Cocoa Butter for Dry Skin

Have you heard about the benefits cocoa butter can offer your skin? If you're battling dry skin, this could be the key to getting the moisture and nourishment you need. 

Cocoa Butter 101
According to legend, the cocoa bean was a gift from the gods to the Mayans, who were the first civilization to grow cocoa trees, and later, to the Mayan's successors, the Aztecs. Chocolate was the drink of the nobility, although the concoction at time had very little resemblance to today's beverage.

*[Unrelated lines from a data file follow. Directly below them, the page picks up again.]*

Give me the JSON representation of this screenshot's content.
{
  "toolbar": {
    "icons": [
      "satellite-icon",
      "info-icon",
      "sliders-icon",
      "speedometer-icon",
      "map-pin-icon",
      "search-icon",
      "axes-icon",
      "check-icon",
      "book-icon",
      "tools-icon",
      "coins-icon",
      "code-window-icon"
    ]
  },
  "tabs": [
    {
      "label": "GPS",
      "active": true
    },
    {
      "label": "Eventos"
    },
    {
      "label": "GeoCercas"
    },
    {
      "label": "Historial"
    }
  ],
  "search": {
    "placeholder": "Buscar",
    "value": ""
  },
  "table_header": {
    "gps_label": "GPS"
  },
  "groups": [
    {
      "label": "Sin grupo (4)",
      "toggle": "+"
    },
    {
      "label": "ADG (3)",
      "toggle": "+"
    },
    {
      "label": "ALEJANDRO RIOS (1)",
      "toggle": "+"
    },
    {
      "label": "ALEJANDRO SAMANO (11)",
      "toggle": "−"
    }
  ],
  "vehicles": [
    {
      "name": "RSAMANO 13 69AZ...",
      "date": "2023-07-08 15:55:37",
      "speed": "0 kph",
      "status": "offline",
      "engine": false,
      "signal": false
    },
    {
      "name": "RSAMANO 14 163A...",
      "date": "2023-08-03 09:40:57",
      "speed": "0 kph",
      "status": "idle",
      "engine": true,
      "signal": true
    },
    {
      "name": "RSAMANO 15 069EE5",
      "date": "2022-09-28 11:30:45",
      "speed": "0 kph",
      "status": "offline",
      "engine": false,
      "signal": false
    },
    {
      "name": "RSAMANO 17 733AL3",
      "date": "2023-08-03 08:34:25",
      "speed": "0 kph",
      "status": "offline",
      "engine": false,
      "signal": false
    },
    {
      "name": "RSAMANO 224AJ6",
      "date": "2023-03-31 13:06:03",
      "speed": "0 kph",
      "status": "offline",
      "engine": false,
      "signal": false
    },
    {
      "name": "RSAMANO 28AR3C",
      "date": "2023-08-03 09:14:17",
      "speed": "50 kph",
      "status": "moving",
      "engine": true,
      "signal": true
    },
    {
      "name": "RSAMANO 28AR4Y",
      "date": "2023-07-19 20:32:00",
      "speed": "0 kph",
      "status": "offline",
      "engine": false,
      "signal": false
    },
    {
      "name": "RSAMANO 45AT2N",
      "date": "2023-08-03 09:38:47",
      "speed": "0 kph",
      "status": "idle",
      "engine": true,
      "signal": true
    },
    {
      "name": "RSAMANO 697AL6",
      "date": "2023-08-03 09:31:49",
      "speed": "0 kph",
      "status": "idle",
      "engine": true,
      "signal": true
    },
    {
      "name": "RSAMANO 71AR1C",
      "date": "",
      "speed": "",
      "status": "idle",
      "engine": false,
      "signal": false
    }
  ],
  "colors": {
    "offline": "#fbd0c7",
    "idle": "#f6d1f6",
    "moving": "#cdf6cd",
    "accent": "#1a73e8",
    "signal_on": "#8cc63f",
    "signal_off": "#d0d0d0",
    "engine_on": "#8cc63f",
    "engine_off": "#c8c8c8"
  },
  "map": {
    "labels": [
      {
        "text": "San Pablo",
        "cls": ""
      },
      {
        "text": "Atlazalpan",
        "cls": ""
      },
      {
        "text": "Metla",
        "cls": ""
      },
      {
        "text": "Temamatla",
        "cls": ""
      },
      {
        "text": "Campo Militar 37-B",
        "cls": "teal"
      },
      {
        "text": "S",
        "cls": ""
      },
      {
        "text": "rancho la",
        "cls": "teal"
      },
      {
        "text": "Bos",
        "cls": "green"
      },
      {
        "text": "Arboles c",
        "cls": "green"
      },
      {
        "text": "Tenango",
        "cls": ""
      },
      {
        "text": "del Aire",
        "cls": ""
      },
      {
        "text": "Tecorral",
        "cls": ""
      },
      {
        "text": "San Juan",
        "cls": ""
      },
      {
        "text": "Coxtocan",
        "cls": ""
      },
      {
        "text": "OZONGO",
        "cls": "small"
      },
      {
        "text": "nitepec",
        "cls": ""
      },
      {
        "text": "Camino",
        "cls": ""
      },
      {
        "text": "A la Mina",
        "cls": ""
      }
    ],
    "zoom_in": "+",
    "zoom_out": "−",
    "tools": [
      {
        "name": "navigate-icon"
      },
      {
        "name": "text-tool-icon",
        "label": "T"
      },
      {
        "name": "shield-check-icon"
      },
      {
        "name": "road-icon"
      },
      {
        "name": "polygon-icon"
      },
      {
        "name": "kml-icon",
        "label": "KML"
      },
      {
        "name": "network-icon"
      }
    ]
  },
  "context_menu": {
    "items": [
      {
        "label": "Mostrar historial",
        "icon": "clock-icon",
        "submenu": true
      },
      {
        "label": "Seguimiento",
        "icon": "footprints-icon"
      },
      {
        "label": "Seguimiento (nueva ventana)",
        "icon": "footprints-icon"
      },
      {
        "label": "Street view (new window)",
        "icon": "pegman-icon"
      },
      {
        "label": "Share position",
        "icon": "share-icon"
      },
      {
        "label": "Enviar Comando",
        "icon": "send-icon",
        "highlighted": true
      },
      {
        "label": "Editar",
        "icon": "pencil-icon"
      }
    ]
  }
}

Although Christopher Columbus had already brought samples of cocoa to Spain, it wasn't until Spanish conquistador Hernando Cortez conquered the Aztecs in the early 1500s that chocolate started to take off in Europe. However, it took until 1828 for the technology to be developed to separate cocoa butter during the process of making cocoa.

Cocoa butter is a vegetable fat that melts at body temperature, making the butter easy for your skin to absorb. However, cocoa butter is stable and hard at room temperature and has a long shelf life, as much as three years or more. Store your cocoa butter in a cool, dark place. 

Cocoa Butter and Dry Skin
Cocoa butter contains vitamin E, which is not only an antioxidant, but also a tool for helping the skin absorb moisture. As an extra bonus, cocoa butter may also help with cholesterol.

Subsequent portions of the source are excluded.